There was a story in the regional paper The East African this week that most readers probably dismissed, as they do with most things about regional integration.
The story said constitutional experts and legislative draftspersons nominated by each of the East African Community (EAC) member states were due to start consultation meetings on drafting the
“EAC political confederation constitution that kicked off in Ngozi province in Burundi last week.”
Given how troubled the EAC has been, with feuds between members, and many of them shamelessly in arrears in their contributions, one is entitled to laugh at the idea that the bloc can move to a confederation. I wouldn’t bet against it, though.

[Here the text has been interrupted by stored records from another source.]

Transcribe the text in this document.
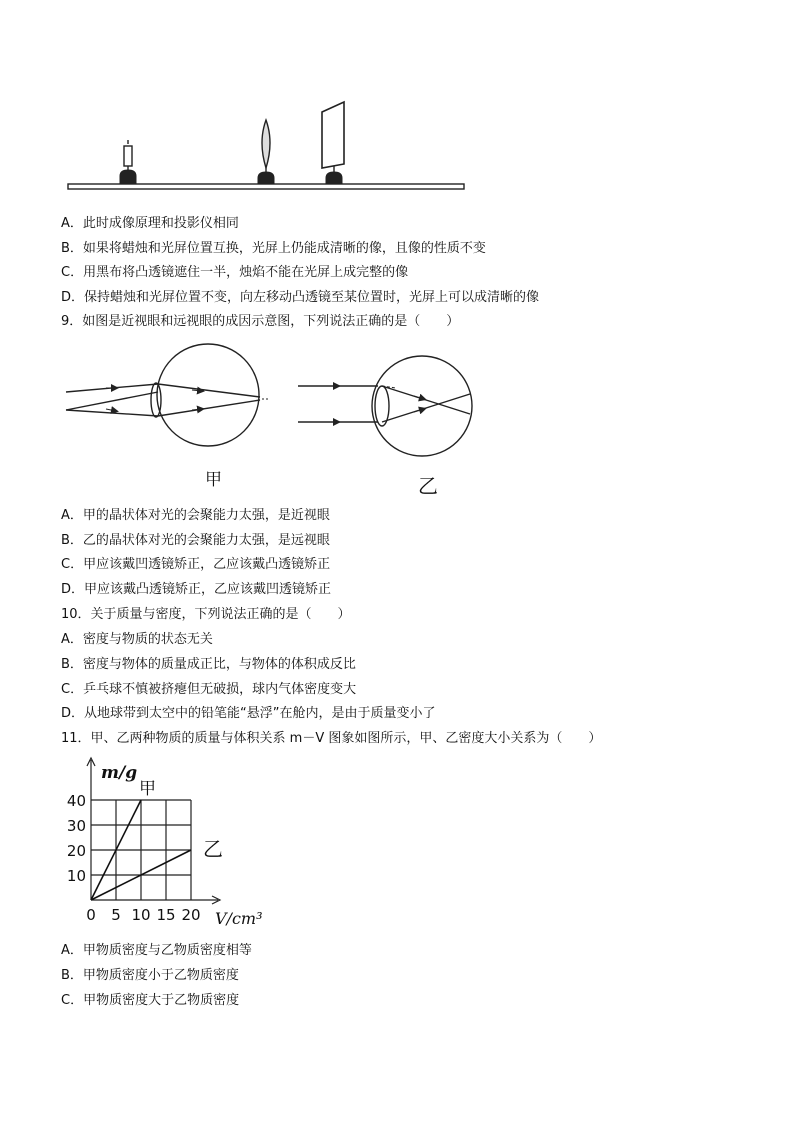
A．此时成像原理和投影仪相同
B．如果将蜡烛和光屏位置互换，光屏上仍能成清晰的像，且像的性质不变
C．用黑布将凸透镜遮住一半，烛焰不能在光屏上成完整的像
D．保持蜡烛和光屏位置不变，向左移动凸透镜至某位置时，光屏上可以成清晰的像
9．如图是近视眼和远视眼的成因示意图，下列说法正确的是（　　）
甲	乙
A．甲的晶状体对光的会聚能力太强，是近视眼
B．乙的晶状体对光的会聚能力太强，是远视眼
C．甲应该戴凹透镜矫正，乙应该戴凸透镜矫正
D．甲应该戴凸透镜矫正，乙应该戴凹透镜矫正
10．关于质量与密度，下列说法正确的是（　　）
A．密度与物质的状态无关
B．密度与物体的质量成正比，与物体的体积成反比
C．乒乓球不慎被挤瘪但无破损，球内气体密度变大
D．从地球带到太空中的铅笔能“悬浮”在舱内，是由于质量变小了
11．甲、乙两种物质的质量与体积关系 m－V 图象如图所示，甲、乙密度大小关系为（　　）
0 5 10 15 20
10
20
30
40
m/g
V/cm³
甲
乙
A．甲物质密度与乙物质密度相等
B．甲物质密度小于乙物质密度
C．甲物质密度大于乙物质密度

One reason is that there has been a significant change in the structure being sought. Leaders like President Yoweri Museveni and other East Africanists always championed an East African “federation”, which would be a serious transnational government with power.
Indeed, when in August 2004 EAC presidents appointed a Committee on Fast Tracking East African Integration chaired by then Kenyan Attorney-General, Amos Wako, and in which people like Uganda’s Eriya Kategaya were members, they were specifically directed by the presidents to “expedite the process of integration so that the ultimate goal of a POLITICAL FEDERATION is achieved through a fast track mechanism.”
Now, federation has dropped out of the language, and instead we have a confederation –it must be said, however, in the early 1990s Museveni was arguing for a confederation, although an East and Central African one. Anyhow, unlike a federation, a confederation is voluntary, and exercises little political, military, and diplomatic power, if at all. That, unlike a federation, is actually easier to achieve.